Ecco per chi scatta il rialzo - L’addizionale è applicabile una tantum sui redditi prodotti in relazione al periodo d’imposta in corso al 31 dicembre 2013. La misura non ricade solo sugli istituti di credito, ma su tutti i soggetti creditizi e finanziari, (come individuati dall’articolo 1 del decreto legislativo n. 87 del 1992). La maggiorazione d’imposta si applica, dunque, anche alle società di gestione comune dei fondi di investimento mobiliare, alle capogruppo di gruppi bancari, alle società di intermediazione mobiliare (SIM), agli esercenti attività di intermediazione finanziaria, agli istituti di moneta elettronica, agli istituti di pagamento, alle società finanziarie (articolo 59, comma 1, lettera b, del TUB).   
Come calcolare l’addizionale sul reddito - Il rialzo dell’aliquota ordinaria (27,5%) porta l’Ires al 36% per il settore bancario e assicurativo.

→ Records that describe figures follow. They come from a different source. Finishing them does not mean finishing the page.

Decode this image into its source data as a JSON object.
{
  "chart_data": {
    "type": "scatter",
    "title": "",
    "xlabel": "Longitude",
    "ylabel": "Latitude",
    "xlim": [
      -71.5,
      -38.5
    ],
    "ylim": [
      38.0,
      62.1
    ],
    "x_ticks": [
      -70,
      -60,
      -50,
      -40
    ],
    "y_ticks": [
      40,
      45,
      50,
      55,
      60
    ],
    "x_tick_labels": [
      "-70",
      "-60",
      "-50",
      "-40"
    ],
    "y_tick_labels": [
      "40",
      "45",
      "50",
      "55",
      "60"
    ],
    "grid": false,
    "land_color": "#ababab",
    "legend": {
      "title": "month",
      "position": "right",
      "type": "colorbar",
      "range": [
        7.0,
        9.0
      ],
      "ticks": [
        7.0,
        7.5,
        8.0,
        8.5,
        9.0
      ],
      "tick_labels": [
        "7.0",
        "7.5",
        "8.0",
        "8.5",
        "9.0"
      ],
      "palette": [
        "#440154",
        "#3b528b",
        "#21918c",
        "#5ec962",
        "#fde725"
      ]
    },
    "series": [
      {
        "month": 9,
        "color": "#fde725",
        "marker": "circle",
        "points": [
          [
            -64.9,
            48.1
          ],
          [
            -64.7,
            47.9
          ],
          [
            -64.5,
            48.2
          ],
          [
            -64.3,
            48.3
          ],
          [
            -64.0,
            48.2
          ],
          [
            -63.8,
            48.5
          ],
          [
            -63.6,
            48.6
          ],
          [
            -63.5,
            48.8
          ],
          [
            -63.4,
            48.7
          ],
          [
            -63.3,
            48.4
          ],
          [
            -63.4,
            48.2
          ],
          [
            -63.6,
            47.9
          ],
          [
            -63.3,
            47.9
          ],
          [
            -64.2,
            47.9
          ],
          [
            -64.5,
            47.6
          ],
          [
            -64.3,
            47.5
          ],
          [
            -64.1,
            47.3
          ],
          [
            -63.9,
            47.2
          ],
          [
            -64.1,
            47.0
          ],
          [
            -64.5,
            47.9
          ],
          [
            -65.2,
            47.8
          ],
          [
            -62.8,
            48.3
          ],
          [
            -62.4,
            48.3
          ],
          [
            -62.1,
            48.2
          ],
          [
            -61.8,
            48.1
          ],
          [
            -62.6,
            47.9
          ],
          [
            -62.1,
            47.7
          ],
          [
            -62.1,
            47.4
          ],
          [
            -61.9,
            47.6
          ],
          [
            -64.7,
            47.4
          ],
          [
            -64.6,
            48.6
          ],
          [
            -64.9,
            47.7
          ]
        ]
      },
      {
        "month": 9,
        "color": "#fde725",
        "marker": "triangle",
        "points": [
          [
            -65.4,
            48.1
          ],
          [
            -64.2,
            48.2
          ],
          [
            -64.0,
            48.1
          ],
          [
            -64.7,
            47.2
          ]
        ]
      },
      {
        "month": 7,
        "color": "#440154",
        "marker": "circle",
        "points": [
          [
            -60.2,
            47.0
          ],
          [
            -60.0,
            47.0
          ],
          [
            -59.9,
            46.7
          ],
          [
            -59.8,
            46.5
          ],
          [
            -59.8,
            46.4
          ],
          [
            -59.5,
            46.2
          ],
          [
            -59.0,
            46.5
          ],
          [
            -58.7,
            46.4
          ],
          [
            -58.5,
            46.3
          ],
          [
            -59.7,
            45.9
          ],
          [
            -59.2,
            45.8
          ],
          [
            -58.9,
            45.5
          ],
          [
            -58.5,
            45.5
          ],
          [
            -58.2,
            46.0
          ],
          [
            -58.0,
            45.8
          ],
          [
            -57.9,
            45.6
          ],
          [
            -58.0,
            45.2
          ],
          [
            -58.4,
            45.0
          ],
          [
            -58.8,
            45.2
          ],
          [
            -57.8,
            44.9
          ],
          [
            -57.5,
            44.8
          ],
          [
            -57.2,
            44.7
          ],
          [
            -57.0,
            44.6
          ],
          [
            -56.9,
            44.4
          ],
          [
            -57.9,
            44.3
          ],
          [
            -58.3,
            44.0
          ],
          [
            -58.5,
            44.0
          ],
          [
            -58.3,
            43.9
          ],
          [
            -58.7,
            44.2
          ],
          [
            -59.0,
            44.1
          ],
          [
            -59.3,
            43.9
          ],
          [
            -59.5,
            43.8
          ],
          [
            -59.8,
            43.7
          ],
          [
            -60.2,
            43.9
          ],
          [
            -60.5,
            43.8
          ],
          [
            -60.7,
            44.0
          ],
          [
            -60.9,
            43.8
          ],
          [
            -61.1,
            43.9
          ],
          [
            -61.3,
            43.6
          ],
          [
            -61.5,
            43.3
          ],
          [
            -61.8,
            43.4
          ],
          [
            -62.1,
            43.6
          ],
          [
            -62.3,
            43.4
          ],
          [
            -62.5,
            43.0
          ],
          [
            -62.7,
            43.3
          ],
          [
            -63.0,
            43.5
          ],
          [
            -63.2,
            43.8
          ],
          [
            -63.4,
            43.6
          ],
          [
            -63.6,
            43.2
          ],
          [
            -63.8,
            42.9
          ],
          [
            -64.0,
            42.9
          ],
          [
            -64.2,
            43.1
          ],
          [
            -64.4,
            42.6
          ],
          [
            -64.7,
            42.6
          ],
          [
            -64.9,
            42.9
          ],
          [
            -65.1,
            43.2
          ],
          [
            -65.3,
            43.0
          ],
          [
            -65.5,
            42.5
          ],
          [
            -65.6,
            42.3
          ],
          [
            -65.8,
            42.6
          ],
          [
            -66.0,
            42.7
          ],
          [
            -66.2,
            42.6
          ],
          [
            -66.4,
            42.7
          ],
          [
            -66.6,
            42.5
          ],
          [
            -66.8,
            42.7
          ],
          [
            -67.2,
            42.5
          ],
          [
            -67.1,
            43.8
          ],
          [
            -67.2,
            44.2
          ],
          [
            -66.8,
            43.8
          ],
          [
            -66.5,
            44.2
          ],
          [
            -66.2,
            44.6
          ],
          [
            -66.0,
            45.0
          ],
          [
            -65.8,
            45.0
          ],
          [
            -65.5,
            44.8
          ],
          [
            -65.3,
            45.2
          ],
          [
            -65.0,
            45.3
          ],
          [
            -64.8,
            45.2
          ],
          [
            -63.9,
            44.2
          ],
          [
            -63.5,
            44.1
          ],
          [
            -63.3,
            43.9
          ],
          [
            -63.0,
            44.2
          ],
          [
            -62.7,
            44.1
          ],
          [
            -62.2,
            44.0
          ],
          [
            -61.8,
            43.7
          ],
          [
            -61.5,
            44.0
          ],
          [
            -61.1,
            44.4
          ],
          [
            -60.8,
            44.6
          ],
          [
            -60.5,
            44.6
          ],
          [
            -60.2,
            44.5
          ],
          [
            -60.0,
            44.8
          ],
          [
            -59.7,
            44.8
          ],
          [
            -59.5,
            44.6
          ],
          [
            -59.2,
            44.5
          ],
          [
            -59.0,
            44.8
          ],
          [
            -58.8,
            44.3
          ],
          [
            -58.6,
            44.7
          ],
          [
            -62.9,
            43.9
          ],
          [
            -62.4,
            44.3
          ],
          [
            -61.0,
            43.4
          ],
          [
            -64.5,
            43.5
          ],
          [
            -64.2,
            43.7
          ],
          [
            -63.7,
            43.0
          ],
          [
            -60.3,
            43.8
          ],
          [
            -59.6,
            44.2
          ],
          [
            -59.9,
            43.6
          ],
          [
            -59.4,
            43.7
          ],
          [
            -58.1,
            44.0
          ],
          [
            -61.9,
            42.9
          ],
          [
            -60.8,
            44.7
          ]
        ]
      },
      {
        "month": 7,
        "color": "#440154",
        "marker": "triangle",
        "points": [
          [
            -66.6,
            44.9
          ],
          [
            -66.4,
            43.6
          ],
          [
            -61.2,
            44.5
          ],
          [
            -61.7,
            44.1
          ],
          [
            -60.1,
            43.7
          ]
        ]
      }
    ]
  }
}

Per espressa previsione di legge, l’addizionale non si applica sulle variazioni in aumento derivanti dalla ripresa a tassazione delle svalutazioni dei crediti operate ai sensi dell’articolo 106, comma 3, del TUIR. Inoltre, ai fini dell’individuazione della base di calcolo dell’addizionale, si tiene conto delle variazioni in diminuzione relative a svalutazioni crediti operate in esercizi antecedenti al periodo d’imposta 2013.   
Consolidato o trasparenza fiscale, l’addizionale resta individuale - Nel caso di contribuenti che hanno optato per il consolidato, la circolare chiarisce che l’addizionale non entra nella tassazione complessiva del gruppo in quanto applicata su base individuale. Ciascuna società rientrante nel perimetro di consolidamento è, pertanto, tenuta ad effettuare il relativo versamento. Stessa logica anche per i soggetti che hanno optato per la trasparenza fiscale: anche in questo caso, infatti, la società partecipata assoggetta autonomamente il proprio imponibile all’addizionale e versa la relativa imposta, mentre le partecipanti non tengono conto, ai fini del calcolo dell’addizionale, del reddito/perdita imputato(a) per trasparenza dalla partecipata.   
Acconti Ires/Irap, flash sulle percentuali – In relazione al periodo d’imposta 2013, tutti i soggetti Ires, esclusi quelli operanti nel settore creditizio e assicurativo, devono versare gli acconti Ires/Irap nella misura del 102,5%. La percentuale è, invece, stabilita nella misura del 130% per gli enti creditizi e finanziari.
Per il 2014, invece, tutti i soggetti Ires, compresi quelli operanti nel comparto finanziario e assicurativo, calcoleranno gli acconti nella misura del 101,5%.